Department of Teaching, Learning, and Teacher Education

 

Document Type

Article

Date of this Version

2022

Citation

Hamann, E. T., Roman, B., Sánchez García, J., & Zuñiga, V. (2022). The value of pluri-national research teams for studying education and migration. In C. Magno, J. Lew, & S. Rodriguez (Eds.) (Re)Mapping migration and education: Methods, theory, and practice. (pp. 194-211). Brill. https://doi.org/10.1163/9789004522732_010

Comments

Copyright © 2022 by the authors.

Abstract

Research team membership should be understood as a prospective dimension of research design. When the phenomenon to be examined is pluri-national – i.e., involving more than one country – as has been our case for more than two-decades of consideration of the educations of transnationally mobile children and youth, it follows that much can be gained by organizing a research team that is also pluri-national.

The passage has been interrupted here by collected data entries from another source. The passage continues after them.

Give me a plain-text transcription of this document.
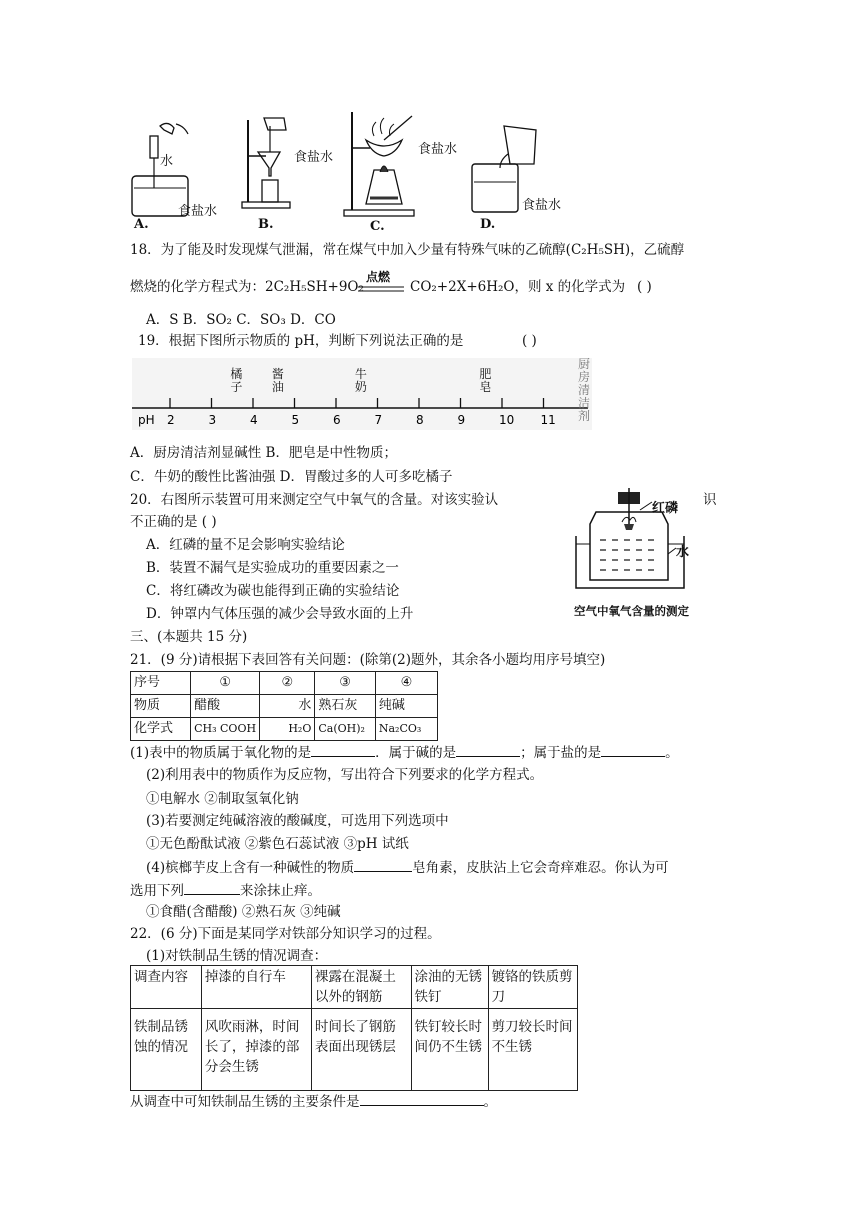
水
食盐水
A.
食盐水
B.
食盐水
C.
食盐水
D.
18．为了能及时发现煤气泄漏，常在煤气中加入少量有特殊气味的乙硫醇(C₂H₅SH)，乙硫醇
燃烧的化学方程式为：2C₂H₅SH+9O₂
点燃
CO₂+2X+6H₂O，则 x 的化学式为 ( )
A．S B．SO₂ C．SO₃ D．CO
19．根据下图所示物质的 pH，判断下列说法正确的是	( )
pH 2	3	4	5	6	7	8	9	10 11
橘子
酱油
牛奶
肥皂
厨房清洁剂
A．厨房清洁剂显碱性 B．肥皂是中性物质；
C．牛奶的酸性比酱油强 D．胃酸过多的人可多吃橘子
20．右图所示装置可用来测定空气中氧气的含量。对该实验认	识
不正确的是 ( )
A．红磷的量不足会影响实验结论
B．装置不漏气是实验成功的重要因素之一
C．将红磷改为碳也能得到正确的实验结论
D．钟罩内气体压强的减少会导致水面的上升
红磷
水
空气中氧气含量的测定
三、(本题共 15 分)
21．(9 分)请根据下表回答有关问题：(除第(2)题外，其余各小题均用序号填空)
序号	①	②	③	④
物质	醋酸	水	熟石灰	纯碱
化学式	CH₃ COOH	H₂O	Ca(OH)₂	Na₂CO₃
(1)表中的物质属于氧化物的是	．属于碱的是	；属于盐的是	。
(2)利用表中的物质作为反应物，写出符合下列要求的化学方程式。
①电解水 ②制取氢氧化钠
(3)若要测定纯碱溶液的酸碱度，可选用下列选项中
①无色酚酞试液 ②紫色石蕊试液 ③pH 试纸
(4)槟榔芋皮上含有一种碱性的物质	皂角素，皮肤沾上它会奇痒难忍。你认为可
选用下列	来涂抹止痒。
①食醋(含醋酸) ②熟石灰 ③纯碱
22．(6 分)下面是某同学对铁部分知识学习的过程。
(1)对铁制品生锈的情况调查：
调查内容	掉漆的自行车	裸露在混凝土以外的钢筋	涂油的无锈铁钉	镀铬的铁质剪刀
铁制品锈蚀的情况	风吹雨淋，时间长了，掉漆的部分会生锈	时间长了钢筋表面出现锈层	铁钉较长时间仍不生锈	剪刀较长时间不生锈
从调查中可知铁制品生锈的主要条件是	。
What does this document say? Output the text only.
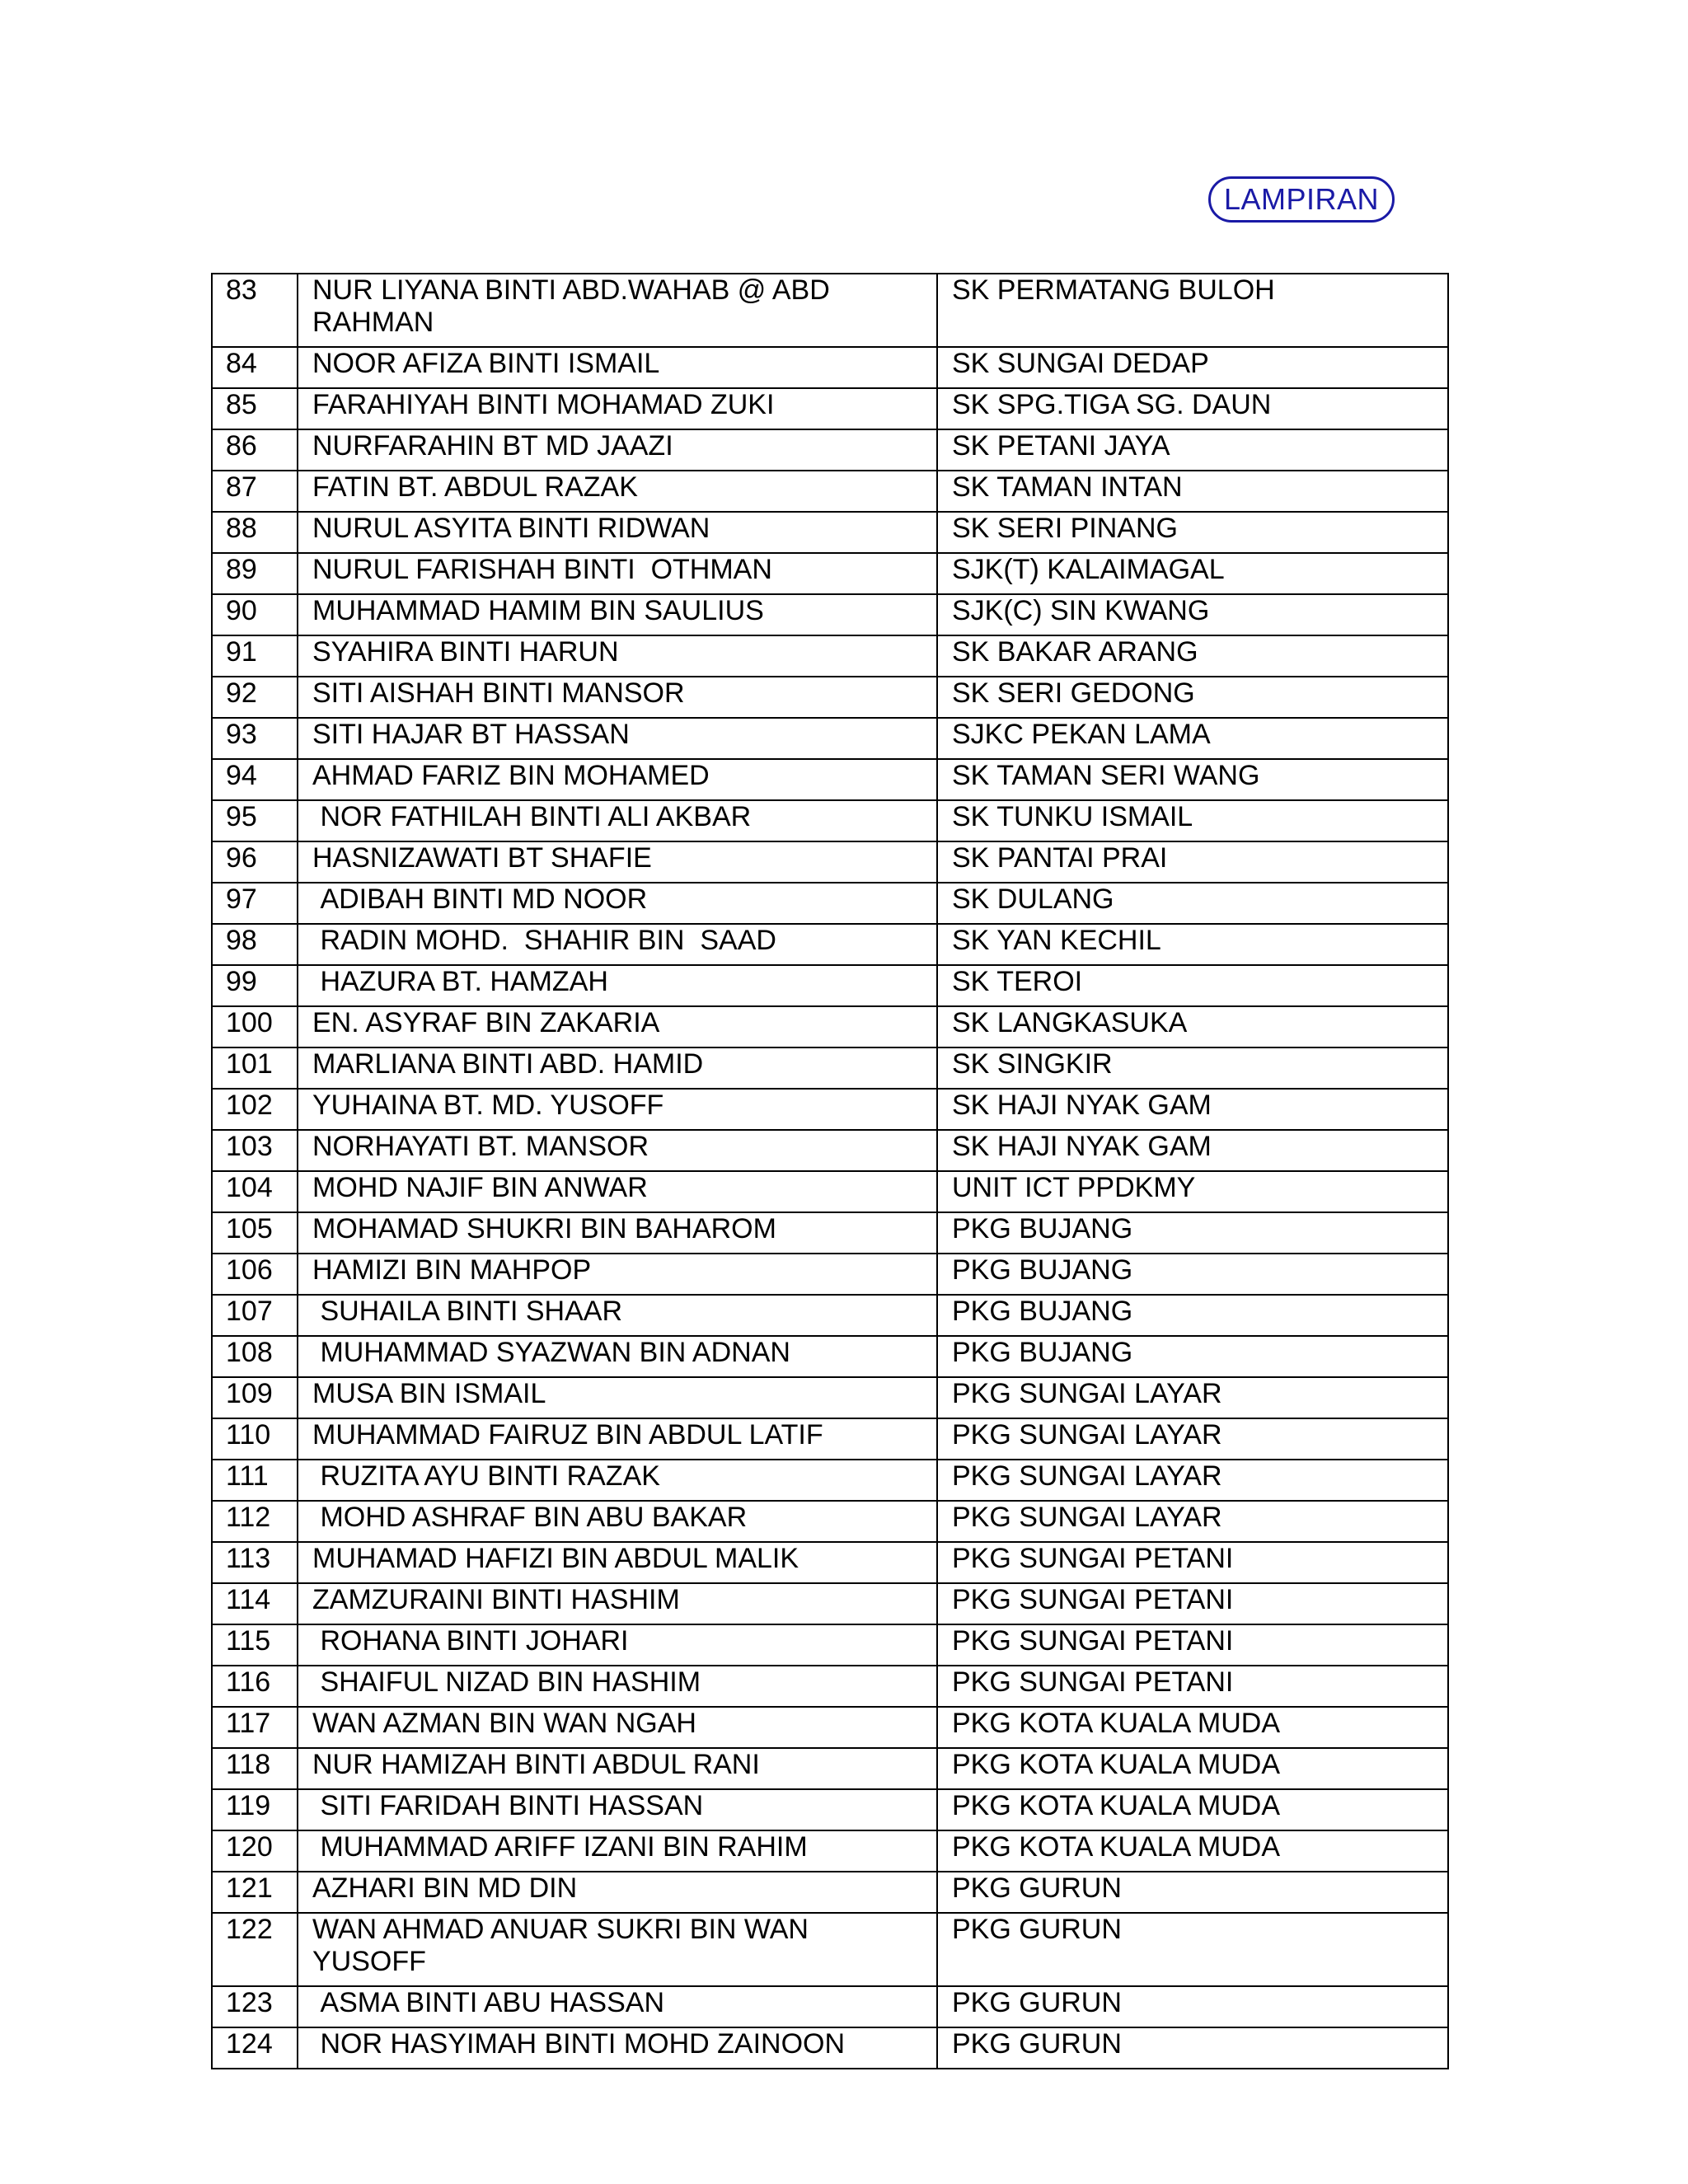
LAMPIRAN
83	NUR LIYANA BINTI ABD.WAHAB @ ABD RAHMAN	SK PERMATANG BULOH
84	NOOR AFIZA BINTI ISMAIL	SK SUNGAI DEDAP
85	FARAHIYAH BINTI MOHAMAD ZUKI	SK SPG.TIGA SG. DAUN
86	NURFARAHIN BT MD JAAZI	SK PETANI JAYA
87	FATIN BT. ABDUL RAZAK	SK TAMAN INTAN
88	NURUL ASYITA BINTI RIDWAN	SK SERI PINANG
89	NURUL FARISHAH BINTI  OTHMAN	SJK(T) KALAIMAGAL
90	MUHAMMAD HAMIM BIN SAULIUS	SJK(C) SIN KWANG
91	SYAHIRA BINTI HARUN	SK BAKAR ARANG
92	SITI AISHAH BINTI MANSOR	SK SERI GEDONG
93	SITI HAJAR BT HASSAN	SJKC PEKAN LAMA
94	AHMAD FARIZ BIN MOHAMED	SK TAMAN SERI WANG
95	NOR FATHILAH BINTI ALI AKBAR	SK TUNKU ISMAIL
96	HASNIZAWATI BT SHAFIE	SK PANTAI PRAI
97	ADIBAH BINTI MD NOOR	SK DULANG
98	RADIN MOHD.  SHAHIR BIN  SAAD	SK YAN KECHIL
99	HAZURA BT. HAMZAH	SK TEROI
100	EN. ASYRAF BIN ZAKARIA	SK LANGKASUKA
101	MARLIANA BINTI ABD. HAMID	SK SINGKIR
102	YUHAINA BT. MD. YUSOFF	SK HAJI NYAK GAM
103	NORHAYATI BT. MANSOR	SK HAJI NYAK GAM
104	MOHD NAJIF BIN ANWAR	UNIT ICT PPDKMY
105	MOHAMAD SHUKRI BIN BAHAROM	PKG BUJANG
106	HAMIZI BIN MAHPOP	PKG BUJANG
107	SUHAILA BINTI SHAAR	PKG BUJANG
108	MUHAMMAD SYAZWAN BIN ADNAN	PKG BUJANG
109	MUSA BIN ISMAIL	PKG SUNGAI LAYAR
110	MUHAMMAD FAIRUZ BIN ABDUL LATIF	PKG SUNGAI LAYAR
111	RUZITA AYU BINTI RAZAK	PKG SUNGAI LAYAR
112	MOHD ASHRAF BIN ABU BAKAR	PKG SUNGAI LAYAR
113	MUHAMAD HAFIZI BIN ABDUL MALIK	PKG SUNGAI PETANI
114	ZAMZURAINI BINTI HASHIM	PKG SUNGAI PETANI
115	ROHANA BINTI JOHARI	PKG SUNGAI PETANI
116	SHAIFUL NIZAD BIN HASHIM	PKG SUNGAI PETANI
117	WAN AZMAN BIN WAN NGAH	PKG KOTA KUALA MUDA
118	NUR HAMIZAH BINTI ABDUL RANI	PKG KOTA KUALA MUDA
119	SITI FARIDAH BINTI HASSAN	PKG KOTA KUALA MUDA
120	MUHAMMAD ARIFF IZANI BIN RAHIM	PKG KOTA KUALA MUDA
121	AZHARI BIN MD DIN	PKG GURUN
122	WAN AHMAD ANUAR SUKRI BIN WAN YUSOFF	PKG GURUN
123	ASMA BINTI ABU HASSAN	PKG GURUN
124	NOR HASYIMAH BINTI MOHD ZAINOON	PKG GURUN
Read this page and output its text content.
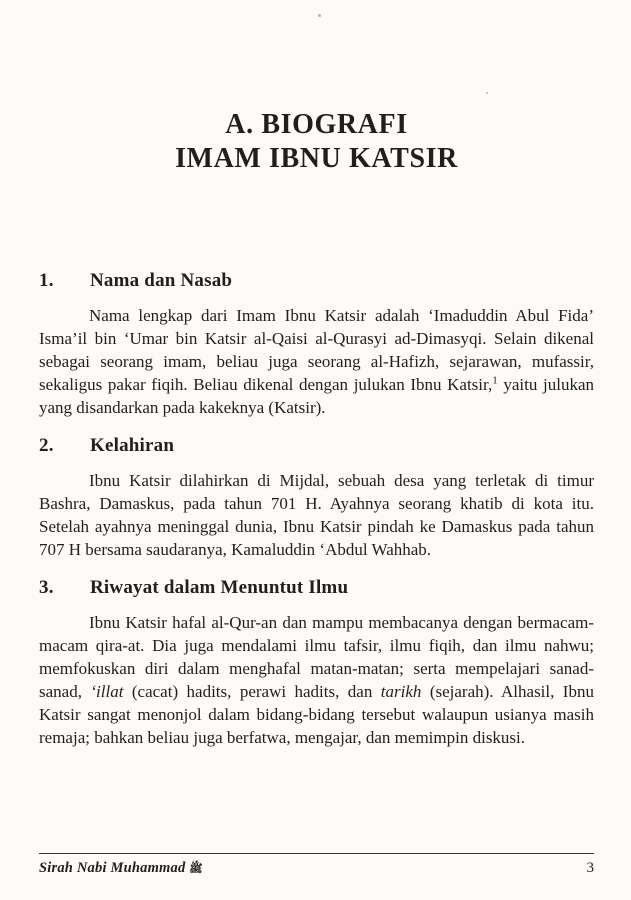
A. BIOGRAFI
IMAM IBNU KATSIR
1. Nama dan Nasab

Nama lengkap dari Imam Ibnu Katsir adalah ‘Imaduddin Abul Fida’ Isma’il bin ‘Umar bin Katsir al-Qaisi al-Qurasyi ad-Dimasyqi. Selain dikenal sebagai seorang imam, beliau juga seorang al-Hafizh, sejarawan, mufassir, sekaligus pakar fiqih. Beliau dikenal dengan julukan Ibnu Katsir,$^1$ yaitu julukan yang disandarkan pada kakeknya (Katsir).

2. Kelahiran

Ibnu Katsir dilahirkan di Mijdal, sebuah desa yang terletak di timur Bashra, Damaskus, pada tahun 701 H. Ayahnya seorang khatib di kota itu. Setelah ayahnya meninggal dunia, Ibnu Katsir pindah ke Damaskus pada tahun 707 H bersama saudaranya, Kamaluddin ‘Abdul Wahhab.

3. Riwayat dalam Menuntut Ilmu

Ibnu Katsir hafal al-Qur-an dan mampu membacanya dengan bermacam-macam qira-at. Dia juga mendalami ilmu tafsir, ilmu fiqih, dan ilmu nahwu; memfokuskan diri dalam menghafal matan-matan; serta mempelajari sanad-sanad, ‘illat (cacat) hadits, perawi hadits, dan tarikh (sejarah). Alhasil, Ibnu Katsir sangat menonjol dalam bidang-bidang tersebut walaupun usianya masih remaja; bahkan beliau juga berfatwa, mengajar, dan memimpin diskusi.

Sirah Nabi Muhammad ﷺ	3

Here, we suggest ways that our team’s border-spanning composition has supported our efforts to pursue empirical questions, like who, where, and how many. It has also allowed us to consider perception questions regarding how transnational students made sense of their various schools and how they were viewed by others in them. Finally, it has allowed us to consider what the school systems that transnational students negotiate want them to know/learn versus what knowledge, orientations, and skills might be most circumstantially advantageous.